Originally Posted by vin
I hope you didn't hit your head too hard, there's a lot of valuable information in there.

Improving energy transfer is actually what inspired this post, so I'll try to explain what information I'm after from a more general view.

I want a more solid understanding of the overall kinetic chain. The major part that is missing is the sequence of movements that happen in the hips, back, and shoulders to build momentum and transfer it along the chain. I want to make sure I have this right so that maximum energy is being transferred to the loose and relaxed arm that I am developing.

I guess I don't really care what muscles are involved and to what extent as long as I sufficiently understand each link of the chain. Or at least each significant link.
Vin, you prpbably need a physicist to explain kenetic energy in order to understand how it relates to tennis.

This is all I know and I could be wrong, from there I just can see it. I can see things that someone else may not see and I dont know why I can see it.

So here is my take on kenetic energy (again it may need some refining) and please correct me if I am wrong:


Kinetic Energy: A gymnast on the beam has kineatic energy. The movements and flips that she does show the energy that is being displayed while she is moving. When you are running, walking, or jumping, your body is exhibiting kinetic energy.

Potential Energy: By stretching a rubber band, you give it potential energy. A book on a shelf has stored potential energy. A baseball in a glove has potential energy until it is thrown and it turns into kinetic energy

Potential and Kinetic Energy: A waterfall has both kinetic and potential energy. The water at the top of the waterfall has stored potential energy. Once the water leaves the top of the waterfall, the potential energy is changed into kinetic energy.

So when you apply pressure against the ground with your feet as you coil (hip stretch, shoulder coil) this is storing potential energy. You don't want anything dissapating this energy (hitches, knee dips, etc.) in the transfer of potential energy into kinetic energy. Kinetic energy is how the release of potential energy moves through the body activating each body part to perform the serve.
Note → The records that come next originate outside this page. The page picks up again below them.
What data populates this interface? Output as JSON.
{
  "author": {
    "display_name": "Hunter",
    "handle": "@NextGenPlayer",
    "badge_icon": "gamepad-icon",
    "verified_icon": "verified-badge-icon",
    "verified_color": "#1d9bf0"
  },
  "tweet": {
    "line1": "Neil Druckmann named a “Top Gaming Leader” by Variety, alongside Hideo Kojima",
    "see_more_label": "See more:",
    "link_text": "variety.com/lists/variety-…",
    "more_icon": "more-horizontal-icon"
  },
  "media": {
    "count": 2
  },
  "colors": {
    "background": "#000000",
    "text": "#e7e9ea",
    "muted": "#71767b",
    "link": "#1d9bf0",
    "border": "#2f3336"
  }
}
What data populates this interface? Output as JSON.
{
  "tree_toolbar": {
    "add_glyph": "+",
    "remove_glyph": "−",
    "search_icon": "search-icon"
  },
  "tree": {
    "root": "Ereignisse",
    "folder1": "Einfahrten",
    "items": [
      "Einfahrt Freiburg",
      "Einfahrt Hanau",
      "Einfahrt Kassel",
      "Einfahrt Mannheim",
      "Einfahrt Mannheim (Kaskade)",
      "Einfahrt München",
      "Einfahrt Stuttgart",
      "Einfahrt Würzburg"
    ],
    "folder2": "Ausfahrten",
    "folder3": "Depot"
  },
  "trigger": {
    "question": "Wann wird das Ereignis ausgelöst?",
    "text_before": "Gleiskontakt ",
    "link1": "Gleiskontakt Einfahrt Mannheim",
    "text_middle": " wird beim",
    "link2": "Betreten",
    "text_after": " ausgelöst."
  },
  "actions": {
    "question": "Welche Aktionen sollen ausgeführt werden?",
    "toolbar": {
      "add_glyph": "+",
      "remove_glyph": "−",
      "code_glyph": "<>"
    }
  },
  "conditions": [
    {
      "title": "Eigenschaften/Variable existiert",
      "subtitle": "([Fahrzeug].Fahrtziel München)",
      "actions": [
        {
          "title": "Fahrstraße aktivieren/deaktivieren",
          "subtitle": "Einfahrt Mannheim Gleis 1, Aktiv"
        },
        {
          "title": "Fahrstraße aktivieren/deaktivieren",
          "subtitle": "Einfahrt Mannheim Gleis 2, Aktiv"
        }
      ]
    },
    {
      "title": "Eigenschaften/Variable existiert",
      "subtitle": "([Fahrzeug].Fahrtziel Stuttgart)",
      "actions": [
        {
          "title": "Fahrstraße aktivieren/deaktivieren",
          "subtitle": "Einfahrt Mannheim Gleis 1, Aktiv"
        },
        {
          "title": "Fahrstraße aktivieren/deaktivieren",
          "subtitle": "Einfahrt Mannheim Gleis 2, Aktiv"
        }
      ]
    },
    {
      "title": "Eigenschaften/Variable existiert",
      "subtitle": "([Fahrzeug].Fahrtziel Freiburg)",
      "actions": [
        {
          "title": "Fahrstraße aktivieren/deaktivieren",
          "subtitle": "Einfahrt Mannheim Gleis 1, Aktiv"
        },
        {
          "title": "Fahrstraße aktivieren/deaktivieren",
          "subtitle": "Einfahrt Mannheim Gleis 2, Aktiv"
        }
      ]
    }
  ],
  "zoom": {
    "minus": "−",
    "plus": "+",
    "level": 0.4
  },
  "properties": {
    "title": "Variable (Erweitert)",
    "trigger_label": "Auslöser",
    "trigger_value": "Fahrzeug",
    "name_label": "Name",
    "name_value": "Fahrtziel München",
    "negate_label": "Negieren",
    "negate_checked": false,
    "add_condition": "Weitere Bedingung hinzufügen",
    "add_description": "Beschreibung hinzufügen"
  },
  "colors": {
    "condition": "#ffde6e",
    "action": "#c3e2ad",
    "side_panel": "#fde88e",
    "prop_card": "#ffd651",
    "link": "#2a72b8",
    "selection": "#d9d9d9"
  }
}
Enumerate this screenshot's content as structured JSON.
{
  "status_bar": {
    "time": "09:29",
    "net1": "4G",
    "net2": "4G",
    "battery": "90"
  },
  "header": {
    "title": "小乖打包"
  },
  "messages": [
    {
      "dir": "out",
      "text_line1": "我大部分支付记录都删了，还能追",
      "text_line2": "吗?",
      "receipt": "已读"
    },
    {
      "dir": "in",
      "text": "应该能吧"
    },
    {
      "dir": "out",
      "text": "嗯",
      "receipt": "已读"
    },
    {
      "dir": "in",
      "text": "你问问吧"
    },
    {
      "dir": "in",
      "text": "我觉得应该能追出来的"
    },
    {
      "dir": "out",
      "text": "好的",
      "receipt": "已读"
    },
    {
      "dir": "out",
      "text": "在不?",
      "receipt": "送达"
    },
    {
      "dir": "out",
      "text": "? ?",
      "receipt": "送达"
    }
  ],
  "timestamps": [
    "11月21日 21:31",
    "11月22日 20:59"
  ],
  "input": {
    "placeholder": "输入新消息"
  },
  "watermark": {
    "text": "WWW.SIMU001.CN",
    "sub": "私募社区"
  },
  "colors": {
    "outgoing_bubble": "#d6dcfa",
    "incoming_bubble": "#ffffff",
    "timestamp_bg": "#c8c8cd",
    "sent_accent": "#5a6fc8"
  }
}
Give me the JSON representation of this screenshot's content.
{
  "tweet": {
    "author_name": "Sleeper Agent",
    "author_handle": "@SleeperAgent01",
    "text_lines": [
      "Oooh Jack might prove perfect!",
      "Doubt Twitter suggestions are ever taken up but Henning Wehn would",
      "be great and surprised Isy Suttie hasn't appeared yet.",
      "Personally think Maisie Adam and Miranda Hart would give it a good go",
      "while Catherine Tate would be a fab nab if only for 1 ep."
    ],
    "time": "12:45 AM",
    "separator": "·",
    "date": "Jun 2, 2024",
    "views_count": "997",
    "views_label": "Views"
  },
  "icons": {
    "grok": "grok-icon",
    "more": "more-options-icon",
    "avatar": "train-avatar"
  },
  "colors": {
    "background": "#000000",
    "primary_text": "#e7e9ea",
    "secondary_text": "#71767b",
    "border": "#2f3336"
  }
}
You can allow the continuance of kinetic energy through braking certain body parts to allow potential energy to be stored and released briefly as kinetic energy is sent through the body.

Gravity works against kinetic energy or works with kinetic energy (ball going up or the latter ball coming down).

If you're relaxed, kinetic energy flows through the body with less friction or short circuits.

From here, you are on your own or maybe some of the smarter tennis players here can add, change, delete to further explain.